Past trends and future scenarios for environmental conditions favoring the accumulation of paralytic shellfish toxins in Puget Sound shellfish

Abstract

The risk of harmful algal blooms (HABs) of the dinoflagellate Alexandrium catenella in Puget Sound, Washington State, can be assessed by identifying and predicting climate and environmental conditions that are favorable for bloom development and the accumulation of paralytic shellfish toxins (PSTs) in shellfish. When these favorable conditions occur in combination, a harmful algal bloom window of opportunity (HAB-WOO) exists for A. catenella. The original HAB-WOO was identified by Moore et al. (2009) for the time period 1993–2007. In general, it showed that warm air and water temperatures, low streamflow, low winds, and small tidal variability precede PST events.

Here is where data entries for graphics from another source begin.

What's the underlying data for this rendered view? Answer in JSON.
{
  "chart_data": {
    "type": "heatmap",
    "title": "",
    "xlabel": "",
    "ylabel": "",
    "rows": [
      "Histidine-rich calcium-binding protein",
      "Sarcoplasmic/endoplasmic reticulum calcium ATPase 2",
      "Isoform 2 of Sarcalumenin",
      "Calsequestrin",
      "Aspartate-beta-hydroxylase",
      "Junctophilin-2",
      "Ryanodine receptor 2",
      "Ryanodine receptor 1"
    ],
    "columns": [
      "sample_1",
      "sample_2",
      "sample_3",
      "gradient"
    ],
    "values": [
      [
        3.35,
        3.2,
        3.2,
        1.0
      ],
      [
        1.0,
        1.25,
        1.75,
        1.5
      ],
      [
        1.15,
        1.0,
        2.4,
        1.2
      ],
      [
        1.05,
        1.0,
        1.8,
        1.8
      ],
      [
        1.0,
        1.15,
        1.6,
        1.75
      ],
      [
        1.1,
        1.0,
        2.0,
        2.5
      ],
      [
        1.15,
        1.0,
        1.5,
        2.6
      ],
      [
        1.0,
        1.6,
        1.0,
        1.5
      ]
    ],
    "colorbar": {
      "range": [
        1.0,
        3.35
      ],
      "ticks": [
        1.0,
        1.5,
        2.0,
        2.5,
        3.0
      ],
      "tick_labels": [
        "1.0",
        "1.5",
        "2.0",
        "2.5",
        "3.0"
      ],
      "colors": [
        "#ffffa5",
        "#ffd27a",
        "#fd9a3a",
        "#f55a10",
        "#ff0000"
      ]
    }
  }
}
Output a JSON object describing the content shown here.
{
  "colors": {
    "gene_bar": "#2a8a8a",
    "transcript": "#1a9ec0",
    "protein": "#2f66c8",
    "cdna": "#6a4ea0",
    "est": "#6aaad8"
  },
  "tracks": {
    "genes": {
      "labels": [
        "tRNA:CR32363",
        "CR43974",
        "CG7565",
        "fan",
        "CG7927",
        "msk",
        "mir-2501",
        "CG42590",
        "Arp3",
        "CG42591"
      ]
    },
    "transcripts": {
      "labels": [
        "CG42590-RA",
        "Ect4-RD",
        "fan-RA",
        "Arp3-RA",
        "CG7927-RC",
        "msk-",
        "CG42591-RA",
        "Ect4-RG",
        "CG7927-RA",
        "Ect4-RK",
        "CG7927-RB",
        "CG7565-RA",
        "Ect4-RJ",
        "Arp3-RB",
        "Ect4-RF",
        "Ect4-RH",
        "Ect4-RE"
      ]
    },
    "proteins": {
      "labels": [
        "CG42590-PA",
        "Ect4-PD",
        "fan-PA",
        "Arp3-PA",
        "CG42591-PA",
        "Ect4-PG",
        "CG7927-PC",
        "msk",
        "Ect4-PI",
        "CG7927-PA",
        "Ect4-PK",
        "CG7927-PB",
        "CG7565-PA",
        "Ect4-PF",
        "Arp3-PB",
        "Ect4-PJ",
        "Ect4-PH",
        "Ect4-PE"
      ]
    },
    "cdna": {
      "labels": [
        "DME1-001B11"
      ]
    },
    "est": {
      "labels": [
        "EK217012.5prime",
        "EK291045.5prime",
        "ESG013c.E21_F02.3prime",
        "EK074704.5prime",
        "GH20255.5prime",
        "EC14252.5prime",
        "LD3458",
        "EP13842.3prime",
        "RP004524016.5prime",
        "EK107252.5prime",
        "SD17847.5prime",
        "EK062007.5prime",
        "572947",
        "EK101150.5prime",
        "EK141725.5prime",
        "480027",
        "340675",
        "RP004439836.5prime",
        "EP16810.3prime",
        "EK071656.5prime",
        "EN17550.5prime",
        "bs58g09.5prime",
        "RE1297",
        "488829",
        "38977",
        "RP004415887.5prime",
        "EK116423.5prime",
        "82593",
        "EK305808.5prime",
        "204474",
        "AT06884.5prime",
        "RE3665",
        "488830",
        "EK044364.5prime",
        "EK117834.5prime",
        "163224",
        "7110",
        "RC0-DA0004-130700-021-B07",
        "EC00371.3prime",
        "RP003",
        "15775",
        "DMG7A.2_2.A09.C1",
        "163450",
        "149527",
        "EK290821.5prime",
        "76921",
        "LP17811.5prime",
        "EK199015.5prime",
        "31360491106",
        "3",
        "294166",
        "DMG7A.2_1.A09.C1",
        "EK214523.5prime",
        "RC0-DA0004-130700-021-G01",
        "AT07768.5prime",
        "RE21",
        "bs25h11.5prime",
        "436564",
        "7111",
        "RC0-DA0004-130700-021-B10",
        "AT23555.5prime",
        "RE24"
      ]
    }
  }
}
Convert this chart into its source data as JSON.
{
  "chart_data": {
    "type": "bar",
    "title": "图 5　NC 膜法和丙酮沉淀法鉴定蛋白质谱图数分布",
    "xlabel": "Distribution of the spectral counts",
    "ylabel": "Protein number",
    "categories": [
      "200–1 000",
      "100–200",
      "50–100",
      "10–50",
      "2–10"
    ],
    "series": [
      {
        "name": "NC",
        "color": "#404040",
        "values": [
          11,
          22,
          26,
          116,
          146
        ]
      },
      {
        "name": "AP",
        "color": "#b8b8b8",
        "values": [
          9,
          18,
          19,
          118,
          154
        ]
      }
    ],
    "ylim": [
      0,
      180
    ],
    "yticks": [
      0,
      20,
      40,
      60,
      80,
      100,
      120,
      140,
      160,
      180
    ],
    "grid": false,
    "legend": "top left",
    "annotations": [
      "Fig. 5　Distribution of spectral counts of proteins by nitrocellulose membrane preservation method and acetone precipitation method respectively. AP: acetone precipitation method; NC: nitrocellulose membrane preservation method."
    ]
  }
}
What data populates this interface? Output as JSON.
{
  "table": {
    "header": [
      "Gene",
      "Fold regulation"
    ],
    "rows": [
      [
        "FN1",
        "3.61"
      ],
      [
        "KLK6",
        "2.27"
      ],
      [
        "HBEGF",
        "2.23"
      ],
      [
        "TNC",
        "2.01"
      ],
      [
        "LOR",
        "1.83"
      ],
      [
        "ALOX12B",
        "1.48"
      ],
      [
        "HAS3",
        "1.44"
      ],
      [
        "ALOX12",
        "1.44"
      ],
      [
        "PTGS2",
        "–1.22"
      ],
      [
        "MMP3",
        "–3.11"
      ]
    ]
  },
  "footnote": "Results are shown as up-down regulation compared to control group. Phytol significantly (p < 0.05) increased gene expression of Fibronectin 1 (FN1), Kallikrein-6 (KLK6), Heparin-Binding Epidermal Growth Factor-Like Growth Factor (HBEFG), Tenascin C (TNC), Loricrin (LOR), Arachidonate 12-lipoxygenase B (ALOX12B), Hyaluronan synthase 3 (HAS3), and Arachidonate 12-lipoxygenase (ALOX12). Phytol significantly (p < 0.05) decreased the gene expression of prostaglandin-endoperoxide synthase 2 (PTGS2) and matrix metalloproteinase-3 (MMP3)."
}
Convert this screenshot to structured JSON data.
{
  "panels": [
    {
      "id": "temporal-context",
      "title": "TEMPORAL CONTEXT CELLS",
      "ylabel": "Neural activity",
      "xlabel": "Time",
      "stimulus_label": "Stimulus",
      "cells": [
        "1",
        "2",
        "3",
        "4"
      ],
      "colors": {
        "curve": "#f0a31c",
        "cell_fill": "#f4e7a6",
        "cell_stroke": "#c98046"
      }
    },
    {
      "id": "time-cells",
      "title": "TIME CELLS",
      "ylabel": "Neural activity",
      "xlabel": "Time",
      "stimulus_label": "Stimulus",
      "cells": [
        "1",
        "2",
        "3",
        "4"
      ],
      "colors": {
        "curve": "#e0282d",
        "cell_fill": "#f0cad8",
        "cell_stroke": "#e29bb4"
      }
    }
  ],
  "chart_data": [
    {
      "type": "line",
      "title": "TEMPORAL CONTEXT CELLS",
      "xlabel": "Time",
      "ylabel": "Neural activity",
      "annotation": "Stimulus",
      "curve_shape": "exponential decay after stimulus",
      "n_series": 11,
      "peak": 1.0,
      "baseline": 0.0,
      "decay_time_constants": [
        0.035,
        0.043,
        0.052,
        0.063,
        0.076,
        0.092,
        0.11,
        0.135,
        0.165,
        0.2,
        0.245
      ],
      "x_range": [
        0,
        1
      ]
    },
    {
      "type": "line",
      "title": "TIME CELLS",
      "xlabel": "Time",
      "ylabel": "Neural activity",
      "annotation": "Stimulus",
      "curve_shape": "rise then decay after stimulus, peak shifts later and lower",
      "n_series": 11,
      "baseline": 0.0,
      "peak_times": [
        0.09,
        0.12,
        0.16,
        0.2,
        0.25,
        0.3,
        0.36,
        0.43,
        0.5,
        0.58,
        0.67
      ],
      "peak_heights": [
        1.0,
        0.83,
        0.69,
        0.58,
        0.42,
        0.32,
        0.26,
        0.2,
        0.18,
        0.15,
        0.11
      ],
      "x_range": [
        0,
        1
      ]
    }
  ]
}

Here, we use the HAB-WOO model to examine (i) changes in the annual HAB-WOO duration over the period from 1967 to 2006, and (ii) the potential effect of future climate change on HAB risk through the late 21st century. The annual HAB-WOO duration increased between 1978 and 2006, as did the frequency and geographic extent of PST events. Two step-like changes occurred in 1978 and 1992 with higher annual values attained by the HAB-WOO compared to previous years. The 1978 step change may be related to the 1977 reversal of the Pacific Decadal Oscillation from cool to warm phase. Climate change projections from global climate models and regionally downscaled climate models for the Pacific Northwest are used to evaluate scenarios for the future HAB-WOO. Under a moderate greenhouse gas emissions scenario (i.e., A1B), the annual HAB-WOO for A. catenella in Puget Sound is projected to increase by an average of 13 days by the end of the 21st century. Furthermore, the annual HAB-WOO may begin up to 2 months earlier in the year and persist for up to 1 month later in the year compared to the present day. This research provides managers, health authorities, and shellfish growers in Washington State with critical information for anticipating climate impacts on toxic HABs in the Pacific Northwest now and in a future warmer climate.